新キャラクターへの「感情移入」を事前に作る仕込み
新キャラクターは11月18日に発表されますが、その前に思い出エピソードを募り、旧キャラクターの功績を振り返るイベントを重ねる構成は、発表当日の反応を左右する下地作りとも言えます。前任への愛着を丁寧に消化させたうえで代替わりを迎えさせることで、新キャラクターへの拒否反応を和らげようとする意図が読み取れます。
旅行者が実際にできること
首都圏在住でなくても参加できる企画
エピソード募集とJRE POINT抽選キャンペーンは、Suicaを持っていて対象条件を満たせば居住地を問わず参加できます。旅行や出張で首都圏に来た際にSuicaで買い物をした思い出があれば、エピソード募集に応募する形で気軽に参加できます。JRE POINT抽選キャンペーンは10月1日以降、モバイルSuicaまたはカードで累計3,000円以上を使うだけでエントリーになるため、旅行中の買い物や食事の支払いをSuicaにまとめておくと自然に条件を満たせます。
東京観光と相性がいいのはデジタルスタンプラリー
デジタルスタンプラリーは山手線・新幹線駅を含む全20カ所が対象です。

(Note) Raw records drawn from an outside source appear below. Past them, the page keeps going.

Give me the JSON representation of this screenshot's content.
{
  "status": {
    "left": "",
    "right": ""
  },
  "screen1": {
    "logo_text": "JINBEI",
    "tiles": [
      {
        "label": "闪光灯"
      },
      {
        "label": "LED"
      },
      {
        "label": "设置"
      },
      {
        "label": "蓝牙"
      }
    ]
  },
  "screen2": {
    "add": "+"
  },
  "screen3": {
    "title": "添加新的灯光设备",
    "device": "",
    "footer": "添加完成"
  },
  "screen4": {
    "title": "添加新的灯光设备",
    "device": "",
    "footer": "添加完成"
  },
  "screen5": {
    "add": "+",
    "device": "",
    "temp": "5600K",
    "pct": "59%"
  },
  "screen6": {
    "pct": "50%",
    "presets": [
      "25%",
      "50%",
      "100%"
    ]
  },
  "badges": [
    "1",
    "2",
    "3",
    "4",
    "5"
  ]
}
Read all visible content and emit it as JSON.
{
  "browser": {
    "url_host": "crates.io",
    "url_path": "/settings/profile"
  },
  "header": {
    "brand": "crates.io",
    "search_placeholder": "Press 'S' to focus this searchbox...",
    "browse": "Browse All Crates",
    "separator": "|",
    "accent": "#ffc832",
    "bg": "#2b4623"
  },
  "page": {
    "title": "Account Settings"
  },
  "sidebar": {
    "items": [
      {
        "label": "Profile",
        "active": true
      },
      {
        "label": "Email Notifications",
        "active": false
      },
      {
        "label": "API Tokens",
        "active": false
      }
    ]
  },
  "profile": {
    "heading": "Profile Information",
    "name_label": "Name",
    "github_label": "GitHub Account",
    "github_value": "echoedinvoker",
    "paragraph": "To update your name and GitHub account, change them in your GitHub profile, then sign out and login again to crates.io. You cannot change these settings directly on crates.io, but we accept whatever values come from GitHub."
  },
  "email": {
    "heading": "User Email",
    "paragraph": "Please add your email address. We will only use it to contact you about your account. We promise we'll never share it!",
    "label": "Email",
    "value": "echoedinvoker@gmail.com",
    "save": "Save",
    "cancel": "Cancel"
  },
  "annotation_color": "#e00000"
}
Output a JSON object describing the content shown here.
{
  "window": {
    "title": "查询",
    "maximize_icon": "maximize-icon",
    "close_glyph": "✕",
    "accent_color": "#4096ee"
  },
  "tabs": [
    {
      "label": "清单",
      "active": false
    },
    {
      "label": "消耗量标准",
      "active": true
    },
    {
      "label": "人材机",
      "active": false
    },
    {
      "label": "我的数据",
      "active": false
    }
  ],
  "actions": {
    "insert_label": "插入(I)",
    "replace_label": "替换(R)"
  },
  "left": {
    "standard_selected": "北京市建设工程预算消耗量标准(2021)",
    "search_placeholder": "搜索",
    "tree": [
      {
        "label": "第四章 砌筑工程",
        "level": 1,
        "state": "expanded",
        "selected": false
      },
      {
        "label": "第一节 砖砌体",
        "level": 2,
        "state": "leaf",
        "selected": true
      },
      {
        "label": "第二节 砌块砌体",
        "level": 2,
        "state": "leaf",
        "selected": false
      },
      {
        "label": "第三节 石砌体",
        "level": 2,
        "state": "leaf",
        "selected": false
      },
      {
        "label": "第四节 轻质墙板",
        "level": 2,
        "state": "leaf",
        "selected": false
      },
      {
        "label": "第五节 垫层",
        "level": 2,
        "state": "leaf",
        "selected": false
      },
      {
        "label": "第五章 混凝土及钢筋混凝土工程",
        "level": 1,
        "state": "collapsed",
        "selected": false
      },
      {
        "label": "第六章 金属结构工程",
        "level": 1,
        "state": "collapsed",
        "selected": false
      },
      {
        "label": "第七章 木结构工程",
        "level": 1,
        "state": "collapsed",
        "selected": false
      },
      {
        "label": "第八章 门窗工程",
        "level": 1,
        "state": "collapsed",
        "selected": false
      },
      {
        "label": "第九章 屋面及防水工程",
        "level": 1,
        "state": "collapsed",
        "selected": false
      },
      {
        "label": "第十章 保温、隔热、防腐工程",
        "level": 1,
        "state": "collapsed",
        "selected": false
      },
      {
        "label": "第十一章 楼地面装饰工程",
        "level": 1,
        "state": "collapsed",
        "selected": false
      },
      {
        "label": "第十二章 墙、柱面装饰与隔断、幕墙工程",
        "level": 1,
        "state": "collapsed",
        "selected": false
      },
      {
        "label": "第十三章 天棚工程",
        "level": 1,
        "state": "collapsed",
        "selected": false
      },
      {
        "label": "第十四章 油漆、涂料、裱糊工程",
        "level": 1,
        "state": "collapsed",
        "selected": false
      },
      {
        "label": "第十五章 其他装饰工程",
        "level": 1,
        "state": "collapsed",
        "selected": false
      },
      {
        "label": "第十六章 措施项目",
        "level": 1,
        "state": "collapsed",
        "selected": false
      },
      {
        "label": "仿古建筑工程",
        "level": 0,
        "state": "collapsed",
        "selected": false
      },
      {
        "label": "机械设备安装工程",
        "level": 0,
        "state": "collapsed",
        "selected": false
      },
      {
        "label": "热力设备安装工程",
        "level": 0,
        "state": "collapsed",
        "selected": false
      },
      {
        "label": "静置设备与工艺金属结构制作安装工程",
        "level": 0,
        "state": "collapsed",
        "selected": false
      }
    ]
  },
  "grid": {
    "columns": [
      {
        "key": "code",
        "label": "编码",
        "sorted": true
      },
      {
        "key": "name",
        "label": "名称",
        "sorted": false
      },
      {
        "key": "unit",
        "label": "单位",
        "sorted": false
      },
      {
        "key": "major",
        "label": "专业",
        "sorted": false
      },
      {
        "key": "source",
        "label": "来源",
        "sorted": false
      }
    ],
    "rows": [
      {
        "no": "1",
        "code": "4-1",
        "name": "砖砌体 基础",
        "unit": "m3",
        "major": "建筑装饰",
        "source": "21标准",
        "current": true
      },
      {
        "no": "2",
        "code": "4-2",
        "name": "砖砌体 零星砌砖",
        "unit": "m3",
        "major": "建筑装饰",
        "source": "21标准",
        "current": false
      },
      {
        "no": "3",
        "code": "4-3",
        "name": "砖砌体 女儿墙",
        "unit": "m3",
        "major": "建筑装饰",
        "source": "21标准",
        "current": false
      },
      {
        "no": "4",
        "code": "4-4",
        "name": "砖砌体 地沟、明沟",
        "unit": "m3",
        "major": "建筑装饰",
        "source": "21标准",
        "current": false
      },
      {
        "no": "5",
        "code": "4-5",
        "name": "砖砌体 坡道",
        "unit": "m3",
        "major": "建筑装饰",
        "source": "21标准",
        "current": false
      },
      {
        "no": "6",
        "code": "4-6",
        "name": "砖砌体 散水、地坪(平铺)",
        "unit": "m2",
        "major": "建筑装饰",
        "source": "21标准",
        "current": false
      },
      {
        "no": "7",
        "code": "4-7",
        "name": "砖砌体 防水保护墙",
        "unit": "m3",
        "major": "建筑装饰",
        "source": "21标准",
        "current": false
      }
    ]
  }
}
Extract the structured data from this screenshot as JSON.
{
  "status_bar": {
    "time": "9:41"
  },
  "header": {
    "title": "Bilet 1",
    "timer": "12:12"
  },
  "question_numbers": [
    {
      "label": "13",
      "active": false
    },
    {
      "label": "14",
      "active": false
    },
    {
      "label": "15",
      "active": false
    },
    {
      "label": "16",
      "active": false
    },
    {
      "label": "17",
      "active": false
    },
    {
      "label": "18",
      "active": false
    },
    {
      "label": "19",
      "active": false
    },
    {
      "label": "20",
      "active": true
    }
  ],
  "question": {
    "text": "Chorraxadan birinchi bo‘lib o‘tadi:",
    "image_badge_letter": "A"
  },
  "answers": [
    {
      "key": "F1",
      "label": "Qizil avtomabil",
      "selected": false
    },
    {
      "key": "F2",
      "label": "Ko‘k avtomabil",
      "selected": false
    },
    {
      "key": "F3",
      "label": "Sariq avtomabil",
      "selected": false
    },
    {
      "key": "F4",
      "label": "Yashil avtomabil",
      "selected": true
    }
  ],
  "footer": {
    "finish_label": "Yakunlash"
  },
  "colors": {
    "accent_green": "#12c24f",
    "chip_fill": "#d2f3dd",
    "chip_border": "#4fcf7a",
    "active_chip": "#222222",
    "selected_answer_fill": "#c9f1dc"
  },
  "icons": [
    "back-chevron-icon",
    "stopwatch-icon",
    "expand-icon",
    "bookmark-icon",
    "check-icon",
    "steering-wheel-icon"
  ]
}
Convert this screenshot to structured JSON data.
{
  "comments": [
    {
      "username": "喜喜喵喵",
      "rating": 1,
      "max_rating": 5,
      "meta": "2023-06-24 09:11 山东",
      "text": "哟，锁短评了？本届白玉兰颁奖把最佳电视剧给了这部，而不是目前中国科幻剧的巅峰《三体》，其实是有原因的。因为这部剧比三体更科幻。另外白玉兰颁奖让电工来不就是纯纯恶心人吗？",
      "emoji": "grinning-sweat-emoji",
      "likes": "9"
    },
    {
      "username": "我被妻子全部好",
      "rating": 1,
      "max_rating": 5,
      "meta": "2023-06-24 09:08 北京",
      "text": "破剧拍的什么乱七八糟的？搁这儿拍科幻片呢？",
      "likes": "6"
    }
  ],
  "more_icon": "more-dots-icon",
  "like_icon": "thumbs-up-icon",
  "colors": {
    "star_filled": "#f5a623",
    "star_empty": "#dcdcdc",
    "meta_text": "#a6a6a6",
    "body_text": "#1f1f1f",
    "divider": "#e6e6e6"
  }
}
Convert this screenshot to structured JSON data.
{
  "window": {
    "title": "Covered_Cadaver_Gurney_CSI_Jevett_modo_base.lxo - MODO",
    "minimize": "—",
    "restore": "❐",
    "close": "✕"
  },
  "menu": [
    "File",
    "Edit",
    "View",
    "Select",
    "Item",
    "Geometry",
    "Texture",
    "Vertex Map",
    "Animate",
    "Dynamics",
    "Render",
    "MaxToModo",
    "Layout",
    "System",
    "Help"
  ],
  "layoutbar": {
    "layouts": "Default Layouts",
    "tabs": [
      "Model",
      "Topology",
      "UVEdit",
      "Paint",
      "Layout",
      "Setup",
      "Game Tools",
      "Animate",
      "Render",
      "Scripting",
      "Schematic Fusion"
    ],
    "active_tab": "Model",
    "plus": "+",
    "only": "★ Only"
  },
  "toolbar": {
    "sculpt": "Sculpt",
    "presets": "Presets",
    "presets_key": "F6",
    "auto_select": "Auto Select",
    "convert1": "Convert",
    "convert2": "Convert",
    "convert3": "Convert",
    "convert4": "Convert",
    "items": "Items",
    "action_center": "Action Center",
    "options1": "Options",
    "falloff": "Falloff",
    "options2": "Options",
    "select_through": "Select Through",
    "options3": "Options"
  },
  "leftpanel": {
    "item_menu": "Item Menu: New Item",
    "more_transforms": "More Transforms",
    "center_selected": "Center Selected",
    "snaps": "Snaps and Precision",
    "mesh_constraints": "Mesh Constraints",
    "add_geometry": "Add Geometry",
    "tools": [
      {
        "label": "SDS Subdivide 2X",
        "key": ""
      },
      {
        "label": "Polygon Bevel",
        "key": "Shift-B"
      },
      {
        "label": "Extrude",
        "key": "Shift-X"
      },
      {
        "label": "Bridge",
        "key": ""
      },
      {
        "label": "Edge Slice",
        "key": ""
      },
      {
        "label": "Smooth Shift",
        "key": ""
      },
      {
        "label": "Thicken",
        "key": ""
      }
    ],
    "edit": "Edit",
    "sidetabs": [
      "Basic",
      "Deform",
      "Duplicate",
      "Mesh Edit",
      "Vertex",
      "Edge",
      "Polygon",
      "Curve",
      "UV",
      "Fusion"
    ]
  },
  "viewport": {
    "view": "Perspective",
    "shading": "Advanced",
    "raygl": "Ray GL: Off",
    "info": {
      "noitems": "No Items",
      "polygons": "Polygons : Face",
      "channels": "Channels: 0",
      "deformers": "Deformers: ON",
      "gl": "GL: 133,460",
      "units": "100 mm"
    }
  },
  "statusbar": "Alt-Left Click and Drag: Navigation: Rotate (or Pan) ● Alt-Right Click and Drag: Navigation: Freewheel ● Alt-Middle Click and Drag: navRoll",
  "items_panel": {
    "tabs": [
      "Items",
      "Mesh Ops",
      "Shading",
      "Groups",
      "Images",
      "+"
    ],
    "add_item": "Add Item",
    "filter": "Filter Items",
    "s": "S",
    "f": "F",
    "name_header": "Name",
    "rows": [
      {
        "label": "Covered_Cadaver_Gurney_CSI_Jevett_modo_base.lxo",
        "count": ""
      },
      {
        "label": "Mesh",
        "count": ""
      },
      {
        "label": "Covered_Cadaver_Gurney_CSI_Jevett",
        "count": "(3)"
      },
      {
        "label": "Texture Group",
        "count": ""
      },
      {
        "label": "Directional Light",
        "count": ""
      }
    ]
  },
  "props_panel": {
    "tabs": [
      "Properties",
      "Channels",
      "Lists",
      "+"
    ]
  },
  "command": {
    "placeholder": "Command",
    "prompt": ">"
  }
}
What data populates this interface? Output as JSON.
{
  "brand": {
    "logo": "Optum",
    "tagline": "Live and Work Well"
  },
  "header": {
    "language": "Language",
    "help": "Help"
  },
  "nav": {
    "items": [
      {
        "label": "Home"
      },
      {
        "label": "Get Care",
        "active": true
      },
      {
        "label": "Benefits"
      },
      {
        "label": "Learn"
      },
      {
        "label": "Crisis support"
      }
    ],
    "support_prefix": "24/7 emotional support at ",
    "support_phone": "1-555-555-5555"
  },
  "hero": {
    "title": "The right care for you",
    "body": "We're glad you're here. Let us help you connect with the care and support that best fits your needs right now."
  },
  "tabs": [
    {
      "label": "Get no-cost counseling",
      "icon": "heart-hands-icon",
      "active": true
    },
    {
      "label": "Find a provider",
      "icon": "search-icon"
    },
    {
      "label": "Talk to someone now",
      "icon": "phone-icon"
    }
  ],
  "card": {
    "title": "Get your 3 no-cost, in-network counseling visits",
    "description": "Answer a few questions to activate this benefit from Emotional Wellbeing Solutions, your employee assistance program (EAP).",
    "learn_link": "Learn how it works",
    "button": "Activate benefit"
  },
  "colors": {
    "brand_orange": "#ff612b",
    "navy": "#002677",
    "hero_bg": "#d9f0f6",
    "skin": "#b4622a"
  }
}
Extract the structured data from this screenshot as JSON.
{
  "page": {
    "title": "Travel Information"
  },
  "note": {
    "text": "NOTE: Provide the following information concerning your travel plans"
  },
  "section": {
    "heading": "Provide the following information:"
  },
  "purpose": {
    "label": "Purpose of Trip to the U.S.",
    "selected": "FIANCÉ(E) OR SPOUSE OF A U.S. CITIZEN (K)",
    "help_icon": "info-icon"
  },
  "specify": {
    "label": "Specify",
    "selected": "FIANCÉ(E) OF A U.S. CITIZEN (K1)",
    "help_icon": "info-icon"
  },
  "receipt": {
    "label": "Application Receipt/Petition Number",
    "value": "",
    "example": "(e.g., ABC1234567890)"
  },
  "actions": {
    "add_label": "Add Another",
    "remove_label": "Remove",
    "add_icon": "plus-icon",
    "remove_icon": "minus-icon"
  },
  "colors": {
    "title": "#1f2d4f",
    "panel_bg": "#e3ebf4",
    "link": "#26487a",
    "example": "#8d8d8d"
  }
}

山手線一周や都内周遊の観光ルートとスタンプ設置駅が重なりやすいため、10月1日から12月25日という比較的長い期間中に東京観光を予定している方は、観光の合間に立ち寄る形で無理なく参加できます。対象駅の一覧は特設サイトで確認できるため、旅程を組む前に確認しておくと回りやすくなります。
外国人旅行者が注意したい点
謎解きキャンペーンや一部の応募企画はLINEアカウントでの参加が前提になっているものがあり、日本語表示が中心のため、日本語に不慣れな旅行者には難易度が上がります。またJRE POINT抽選で当たるグッズなど物理的な景品は、発送先住所の登録が必要になる場合があるため、短期滞在中に当選しても受け取れないケースが考えられます。参加のしやすさで言えば、現地でその場に完結するデジタルスタンプラリーや上野駅のイベントの方が、短期旅行者にも向いています。
まとめ
「Penguin Years」は、Suicaのペンギンが卒業するまでの4カ月間を通じて、旅行者でも気軽に参加できる企画を段階的に用意しています。9月14日からはエピソード募集、10月からはJRE POINT抽選とスタンプラリー、11月には上野駅のイベントとラッピング列車が予定されており、首都圏を訪れる時期に合わせて参加できる企画を選ぶとよいでしょう。最終的な節目は11月18日の新キャラクター発表です。この時期に旅行を予定している方は、あわせてラッピング列車や上野駅の様子もチェックしてみてください。